Biopolymer-based bone scaffold for controlled Pt (IV) prodrug release and synergistic photothermal-chemotherapy and immunotherapy in osteosarcoma.

Achieving bone defect repair while preventing tumor recurrence after osteosarcoma surgery has consistently posed a clinical challenge. Local treatment with 3D-printed scaffolds loaded with chemotherapeutic drugs can exert certain effects in tumor inhibition and bone regeneration. However, the non-specific activation of chemotherapeutic drugs leads to high local toxic side effects and the formation of an immunosuppressive tumor microenvironment, thereby limiting their clinical application and therapeutic efficacy. To address this, we designed a Pt (IV) prodrug with low toxicity and minimal side effects, which releases Pt (II) in response to glutathione.

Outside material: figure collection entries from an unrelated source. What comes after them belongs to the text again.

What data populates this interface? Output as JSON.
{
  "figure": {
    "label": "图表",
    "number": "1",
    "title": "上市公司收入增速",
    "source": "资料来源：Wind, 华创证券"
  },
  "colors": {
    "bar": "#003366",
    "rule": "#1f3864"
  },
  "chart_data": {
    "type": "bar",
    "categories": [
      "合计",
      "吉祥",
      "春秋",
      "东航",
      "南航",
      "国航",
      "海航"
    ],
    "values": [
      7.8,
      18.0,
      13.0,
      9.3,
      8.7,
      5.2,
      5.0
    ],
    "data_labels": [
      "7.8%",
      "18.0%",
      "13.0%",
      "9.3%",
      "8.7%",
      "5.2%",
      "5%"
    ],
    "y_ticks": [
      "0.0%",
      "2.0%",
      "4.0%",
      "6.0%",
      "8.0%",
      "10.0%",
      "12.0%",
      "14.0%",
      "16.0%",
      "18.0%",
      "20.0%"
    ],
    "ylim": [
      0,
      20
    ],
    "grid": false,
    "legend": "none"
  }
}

This prodrug was grafted onto polydopamine (PDA) through an amidation reaction, resulting in a composite nanomaterial (PDA@Pt) that possesses both photothermal synergistic chemotherapy and immuno-oncological properties. Subsequently, we innovatively employed selective laser sintering technology to incorporate PDA@Pt into a poly (L-lactic acid)/bioactive glass matrix, successfully constructing a composite scaffold with dual anti-tumor and bone repair capabilities. The study revealed that the composite scaffold significantly inhibited the growth of osteosarcoma cells and activated the cGAS-STING pathway by inducing DNA damage, ultimately converting the 'cold tumor' into a 'hot tumor.' Additionally, the composite scaffold could induce osteogenic differentiation of bone marrow mesenchymal stem cells and exhibited excellent bone repair capabilities in vivo.